The important thing here is that the parameter values are combined with the compiled statement, not an SQL string. SQL injection works by tricking the script into including malicious strings when it creates SQL to send to the database. So by sending the actual SQL separately from the parameters, you limit the risk of ending up with something you didn't intend.

Any parameters you send when using a prepared statement will just be treated as strings (although the database engine may do some optimization so parameters may end up as numbers too, of course). In the example above, if the $name variable contains 'Sarah'; DELETE FROM employees the result would simply be a search for the string "'Sarah'; DELETE FROM employees", and you will not end up with an empty table.

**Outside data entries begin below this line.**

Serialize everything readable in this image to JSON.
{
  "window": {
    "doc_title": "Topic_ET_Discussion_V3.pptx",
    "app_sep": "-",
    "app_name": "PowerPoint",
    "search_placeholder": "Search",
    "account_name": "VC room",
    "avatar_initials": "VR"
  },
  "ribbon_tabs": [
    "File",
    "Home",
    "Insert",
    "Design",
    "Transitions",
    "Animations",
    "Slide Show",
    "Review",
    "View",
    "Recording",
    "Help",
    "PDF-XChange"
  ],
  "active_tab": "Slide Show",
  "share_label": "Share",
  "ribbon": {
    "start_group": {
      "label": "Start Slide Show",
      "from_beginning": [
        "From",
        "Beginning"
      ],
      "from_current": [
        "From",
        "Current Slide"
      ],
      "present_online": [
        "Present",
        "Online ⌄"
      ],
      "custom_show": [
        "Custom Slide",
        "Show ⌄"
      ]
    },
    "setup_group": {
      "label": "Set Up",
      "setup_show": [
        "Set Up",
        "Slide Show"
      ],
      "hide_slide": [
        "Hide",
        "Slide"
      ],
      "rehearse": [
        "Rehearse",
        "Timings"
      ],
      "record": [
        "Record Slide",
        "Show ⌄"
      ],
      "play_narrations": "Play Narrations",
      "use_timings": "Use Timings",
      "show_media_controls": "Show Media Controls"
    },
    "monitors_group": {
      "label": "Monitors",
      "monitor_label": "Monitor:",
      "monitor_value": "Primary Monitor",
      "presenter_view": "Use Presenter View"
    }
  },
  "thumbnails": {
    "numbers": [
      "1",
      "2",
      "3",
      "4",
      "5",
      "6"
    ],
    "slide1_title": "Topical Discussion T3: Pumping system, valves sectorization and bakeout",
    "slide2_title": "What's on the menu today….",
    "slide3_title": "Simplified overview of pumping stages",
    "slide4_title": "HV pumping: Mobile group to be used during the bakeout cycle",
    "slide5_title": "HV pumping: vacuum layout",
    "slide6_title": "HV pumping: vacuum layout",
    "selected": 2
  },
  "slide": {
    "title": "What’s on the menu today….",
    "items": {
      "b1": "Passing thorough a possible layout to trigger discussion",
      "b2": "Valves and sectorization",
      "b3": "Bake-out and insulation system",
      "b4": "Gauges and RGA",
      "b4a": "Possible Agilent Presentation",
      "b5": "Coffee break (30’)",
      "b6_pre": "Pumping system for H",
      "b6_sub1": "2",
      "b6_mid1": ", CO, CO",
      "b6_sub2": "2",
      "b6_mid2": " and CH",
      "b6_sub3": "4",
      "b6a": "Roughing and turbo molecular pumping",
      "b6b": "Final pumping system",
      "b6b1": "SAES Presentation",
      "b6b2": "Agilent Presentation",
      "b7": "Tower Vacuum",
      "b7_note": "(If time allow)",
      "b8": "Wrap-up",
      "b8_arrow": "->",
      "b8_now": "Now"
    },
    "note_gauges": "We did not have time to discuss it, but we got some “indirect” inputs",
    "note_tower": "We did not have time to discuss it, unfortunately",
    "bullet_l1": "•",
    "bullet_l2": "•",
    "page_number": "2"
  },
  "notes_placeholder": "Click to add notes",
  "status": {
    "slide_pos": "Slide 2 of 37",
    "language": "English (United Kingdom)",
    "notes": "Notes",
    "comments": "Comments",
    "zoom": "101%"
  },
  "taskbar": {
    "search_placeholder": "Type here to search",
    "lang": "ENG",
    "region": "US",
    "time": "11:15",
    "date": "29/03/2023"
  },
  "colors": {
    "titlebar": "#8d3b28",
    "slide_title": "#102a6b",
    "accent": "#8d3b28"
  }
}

Another benefit of using prepared statements is that if you execute the same statement many times in the same session it will only be parsed and compiled once, giving you some speed gains.

Oh, and since you asked about how to do it for an insert, here's an example (using PDO):

$preparedStatement = $db->prepare('INSERT INTO table (column) VALUES (:column)');

$preparedStatement->execute([ 'column' => $unsafeValue ]);

Can prepared statements be used for dynamic queries?

While you can still use prepared statements for the query parameters, the structure of the dynamic query itself cannot be parametrized and certain query features cannot be parametrized.

For these specific scenarios, the best thing to do is use a whitelist filter that restricts the possible values.

// Value whitelist
// $dir can only be 'DESC', otherwise it will be 'ASC'
if (empty($dir) || $dir !== 'DESC') {
   $dir = 'ASC';
}